Tampa police to change procedures based on community task force recommendations

After getting feedback from members of a community task force on policing, Tampa PD has a new action plan for easing tensions between officers and those they’re sworn to protect.

On Wednesday, Tampa Police Department Chief Brian Dugan and Mayor Jane Castor announced how the city plans to make those changes to improve the relationship between officers and the community.

After recent police shootings of black men and women sparked protests and marches across the country and in Tampa, city officials turned to the community for input.

“I didn’t want to just placate that anger and frustration by making decisions that only have a temporary effect,” said Mayor Castor.

The mayor’s 50-member community task force consists of educators, clergy, community activists and police officers, and they had in-depth conversations with the University of South Florida’s Dr. Bryanna Fox and her graduate students, who surveyed the task force to come up with key recommendations to assist the city’s efforts.

The results were 17 findings with steps for the department to implement based on the five pillars from the 21st Century Policing Guidelines.

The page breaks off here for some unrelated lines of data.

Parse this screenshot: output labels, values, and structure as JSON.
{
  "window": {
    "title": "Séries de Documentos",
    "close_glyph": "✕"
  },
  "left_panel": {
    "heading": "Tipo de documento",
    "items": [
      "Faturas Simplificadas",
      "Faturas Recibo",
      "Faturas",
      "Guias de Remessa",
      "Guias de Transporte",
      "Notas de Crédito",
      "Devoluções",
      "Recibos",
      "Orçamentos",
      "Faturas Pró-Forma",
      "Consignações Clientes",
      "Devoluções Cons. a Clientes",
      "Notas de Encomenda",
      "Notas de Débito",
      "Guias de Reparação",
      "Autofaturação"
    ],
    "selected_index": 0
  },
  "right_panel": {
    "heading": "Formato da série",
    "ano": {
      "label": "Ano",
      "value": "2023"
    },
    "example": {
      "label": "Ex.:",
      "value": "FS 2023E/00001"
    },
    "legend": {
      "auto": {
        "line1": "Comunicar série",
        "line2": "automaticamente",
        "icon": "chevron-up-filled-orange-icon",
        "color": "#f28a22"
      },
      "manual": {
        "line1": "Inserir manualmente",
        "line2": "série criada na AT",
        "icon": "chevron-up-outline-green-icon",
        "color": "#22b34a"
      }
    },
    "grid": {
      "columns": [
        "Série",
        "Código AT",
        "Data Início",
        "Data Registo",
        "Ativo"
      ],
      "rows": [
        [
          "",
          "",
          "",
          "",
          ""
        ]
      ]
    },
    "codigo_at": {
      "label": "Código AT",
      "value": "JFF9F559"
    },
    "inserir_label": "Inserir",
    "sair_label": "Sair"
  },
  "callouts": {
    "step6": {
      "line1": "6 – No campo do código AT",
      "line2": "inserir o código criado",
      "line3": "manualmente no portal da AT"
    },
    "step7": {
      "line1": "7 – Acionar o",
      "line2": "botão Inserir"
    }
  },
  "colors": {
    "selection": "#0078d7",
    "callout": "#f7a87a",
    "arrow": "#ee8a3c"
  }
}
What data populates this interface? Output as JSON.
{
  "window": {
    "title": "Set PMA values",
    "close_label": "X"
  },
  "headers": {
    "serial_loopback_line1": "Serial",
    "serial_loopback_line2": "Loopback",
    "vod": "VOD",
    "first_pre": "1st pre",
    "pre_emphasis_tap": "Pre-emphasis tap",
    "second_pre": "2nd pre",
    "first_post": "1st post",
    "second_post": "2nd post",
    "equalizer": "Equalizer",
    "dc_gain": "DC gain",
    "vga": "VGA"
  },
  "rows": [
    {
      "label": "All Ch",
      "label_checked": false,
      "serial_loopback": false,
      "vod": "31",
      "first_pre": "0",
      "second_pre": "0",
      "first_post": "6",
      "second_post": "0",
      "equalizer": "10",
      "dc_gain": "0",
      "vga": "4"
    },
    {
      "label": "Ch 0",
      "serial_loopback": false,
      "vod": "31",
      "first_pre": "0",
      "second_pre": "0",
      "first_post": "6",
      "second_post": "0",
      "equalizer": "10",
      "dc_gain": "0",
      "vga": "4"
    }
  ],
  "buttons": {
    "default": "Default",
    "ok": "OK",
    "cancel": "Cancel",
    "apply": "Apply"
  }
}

“Those 17 findings were not my ideas. They were really things that have been tested before in other agencies. They are things that have shown to be effective,” said Dr. Bryanna Fox, a USF criminologist. “I was not willing to take a new untested idea and say Tampa is going to be the guinea pig for this. We wanted to make sure it was something that was shown to work through prior research and evaluations, and they had the desired effect on the outcomes that we were interested in.”

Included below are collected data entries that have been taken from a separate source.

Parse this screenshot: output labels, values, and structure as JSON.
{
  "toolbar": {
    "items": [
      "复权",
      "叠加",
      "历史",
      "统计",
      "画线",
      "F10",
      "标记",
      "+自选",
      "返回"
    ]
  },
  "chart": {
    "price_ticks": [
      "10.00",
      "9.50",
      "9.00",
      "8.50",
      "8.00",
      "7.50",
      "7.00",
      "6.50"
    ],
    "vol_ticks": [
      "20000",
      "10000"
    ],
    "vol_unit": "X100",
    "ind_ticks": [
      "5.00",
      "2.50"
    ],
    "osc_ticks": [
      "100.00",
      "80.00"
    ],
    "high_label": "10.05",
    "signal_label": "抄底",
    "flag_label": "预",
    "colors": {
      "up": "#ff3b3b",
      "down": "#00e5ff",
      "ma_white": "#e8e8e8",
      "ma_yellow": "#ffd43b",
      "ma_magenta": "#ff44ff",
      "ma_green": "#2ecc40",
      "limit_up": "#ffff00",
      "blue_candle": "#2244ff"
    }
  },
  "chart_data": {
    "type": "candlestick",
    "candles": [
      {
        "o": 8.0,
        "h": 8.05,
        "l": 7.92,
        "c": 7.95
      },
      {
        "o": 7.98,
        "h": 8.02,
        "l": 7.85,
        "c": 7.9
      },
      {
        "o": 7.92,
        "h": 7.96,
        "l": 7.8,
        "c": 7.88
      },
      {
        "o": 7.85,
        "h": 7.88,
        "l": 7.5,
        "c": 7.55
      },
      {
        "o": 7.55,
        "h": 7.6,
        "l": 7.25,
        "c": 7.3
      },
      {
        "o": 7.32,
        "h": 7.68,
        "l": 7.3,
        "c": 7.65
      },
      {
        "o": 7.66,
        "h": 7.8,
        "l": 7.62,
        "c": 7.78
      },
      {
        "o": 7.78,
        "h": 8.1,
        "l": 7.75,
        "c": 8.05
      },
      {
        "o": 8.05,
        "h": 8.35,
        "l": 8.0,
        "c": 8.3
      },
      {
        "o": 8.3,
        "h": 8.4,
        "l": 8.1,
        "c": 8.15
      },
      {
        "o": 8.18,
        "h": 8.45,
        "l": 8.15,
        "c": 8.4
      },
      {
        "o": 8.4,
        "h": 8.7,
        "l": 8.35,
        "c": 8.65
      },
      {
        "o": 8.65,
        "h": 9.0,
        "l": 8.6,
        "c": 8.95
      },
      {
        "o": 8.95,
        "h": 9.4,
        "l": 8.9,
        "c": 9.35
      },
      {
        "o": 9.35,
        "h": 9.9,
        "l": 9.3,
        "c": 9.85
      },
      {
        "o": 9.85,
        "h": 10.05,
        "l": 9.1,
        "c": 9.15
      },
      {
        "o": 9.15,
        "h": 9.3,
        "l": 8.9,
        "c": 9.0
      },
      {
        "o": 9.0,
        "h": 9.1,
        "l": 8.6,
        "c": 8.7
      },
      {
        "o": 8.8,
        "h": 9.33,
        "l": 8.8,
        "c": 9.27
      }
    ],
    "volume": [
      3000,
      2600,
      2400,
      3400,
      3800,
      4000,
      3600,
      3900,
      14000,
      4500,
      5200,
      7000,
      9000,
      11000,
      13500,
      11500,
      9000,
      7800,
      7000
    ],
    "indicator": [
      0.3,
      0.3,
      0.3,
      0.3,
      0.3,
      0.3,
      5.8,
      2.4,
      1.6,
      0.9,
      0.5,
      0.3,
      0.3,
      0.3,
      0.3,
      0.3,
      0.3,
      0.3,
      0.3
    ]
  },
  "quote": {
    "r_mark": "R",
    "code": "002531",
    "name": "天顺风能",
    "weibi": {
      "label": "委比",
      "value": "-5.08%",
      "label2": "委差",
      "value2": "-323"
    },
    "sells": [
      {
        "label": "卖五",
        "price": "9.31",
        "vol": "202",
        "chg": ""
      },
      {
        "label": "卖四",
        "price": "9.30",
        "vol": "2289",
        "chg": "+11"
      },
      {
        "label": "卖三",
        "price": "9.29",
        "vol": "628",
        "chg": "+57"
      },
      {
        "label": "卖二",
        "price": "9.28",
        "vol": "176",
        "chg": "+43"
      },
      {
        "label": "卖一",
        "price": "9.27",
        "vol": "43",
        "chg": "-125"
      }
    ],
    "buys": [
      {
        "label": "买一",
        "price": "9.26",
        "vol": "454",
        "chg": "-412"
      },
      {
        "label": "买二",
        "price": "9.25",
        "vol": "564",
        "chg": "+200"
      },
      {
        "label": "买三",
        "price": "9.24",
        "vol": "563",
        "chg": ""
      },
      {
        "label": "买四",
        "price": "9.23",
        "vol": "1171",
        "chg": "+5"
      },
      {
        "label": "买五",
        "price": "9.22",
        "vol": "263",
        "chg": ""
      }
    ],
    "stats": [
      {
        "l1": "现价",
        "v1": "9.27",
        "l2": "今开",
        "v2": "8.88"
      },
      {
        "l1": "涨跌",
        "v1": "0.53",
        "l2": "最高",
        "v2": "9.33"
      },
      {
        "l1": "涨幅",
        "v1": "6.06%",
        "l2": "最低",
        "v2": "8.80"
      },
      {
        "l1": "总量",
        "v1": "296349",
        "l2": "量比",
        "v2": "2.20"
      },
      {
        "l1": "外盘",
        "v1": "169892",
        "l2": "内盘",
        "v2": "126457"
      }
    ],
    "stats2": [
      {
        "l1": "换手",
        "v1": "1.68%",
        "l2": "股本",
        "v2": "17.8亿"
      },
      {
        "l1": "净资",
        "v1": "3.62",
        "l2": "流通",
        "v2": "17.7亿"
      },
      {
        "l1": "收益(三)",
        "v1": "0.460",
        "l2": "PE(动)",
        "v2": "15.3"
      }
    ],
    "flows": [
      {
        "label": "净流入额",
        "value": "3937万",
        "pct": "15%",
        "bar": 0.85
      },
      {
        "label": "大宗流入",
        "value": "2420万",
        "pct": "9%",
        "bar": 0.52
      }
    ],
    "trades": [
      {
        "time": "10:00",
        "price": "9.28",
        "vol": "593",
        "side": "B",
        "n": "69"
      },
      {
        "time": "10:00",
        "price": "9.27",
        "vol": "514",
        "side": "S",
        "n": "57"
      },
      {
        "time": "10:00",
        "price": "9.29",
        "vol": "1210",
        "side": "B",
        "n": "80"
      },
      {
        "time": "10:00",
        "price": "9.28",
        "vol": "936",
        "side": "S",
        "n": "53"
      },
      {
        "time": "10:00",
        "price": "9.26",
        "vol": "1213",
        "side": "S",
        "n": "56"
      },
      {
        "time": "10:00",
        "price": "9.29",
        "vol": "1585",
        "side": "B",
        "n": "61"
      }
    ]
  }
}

Two of the 17 findings are now in effect: A judge’s approval will be required on any no-knock warrants and the department’s use of force policy was updated to say officers will deescalate situations when possible.

“One of the pillars talked about reinstituting a community policing model, so we’ll be updating our performance matrix to capture foot patrols and encourage public interaction,” said Chief Dugan.

TPD also plans to add de-escalation training, a mental health response program that includes licensed mental health professionals, and more officers walking neighborhoods.

“On September 20 this month, we will put 40 officers back in the districts with a focus on community policing and violent crime,” said Dugan.

The changes won’t happen behind closed doors. USF will oversee whether the department implements all the findings and measure the impact. As the changes are completed, Dugan said it will be reflected on the city’s website.

“We’re going to be out there. We’re going to rethink the way we’re doing things because clearly people aren’t happy and we have to change,” said Dugan. “We can’t continue to do the same things and expect different results.”

TPD also plans to work with the NAACP to teach officers about the history of policing in the city and learn from the past.

USF will be involved in an oversight capacity and additional research for the next year with the help of funding from the Tampa Bay Lightning and the Tampa Bay Buccaneers.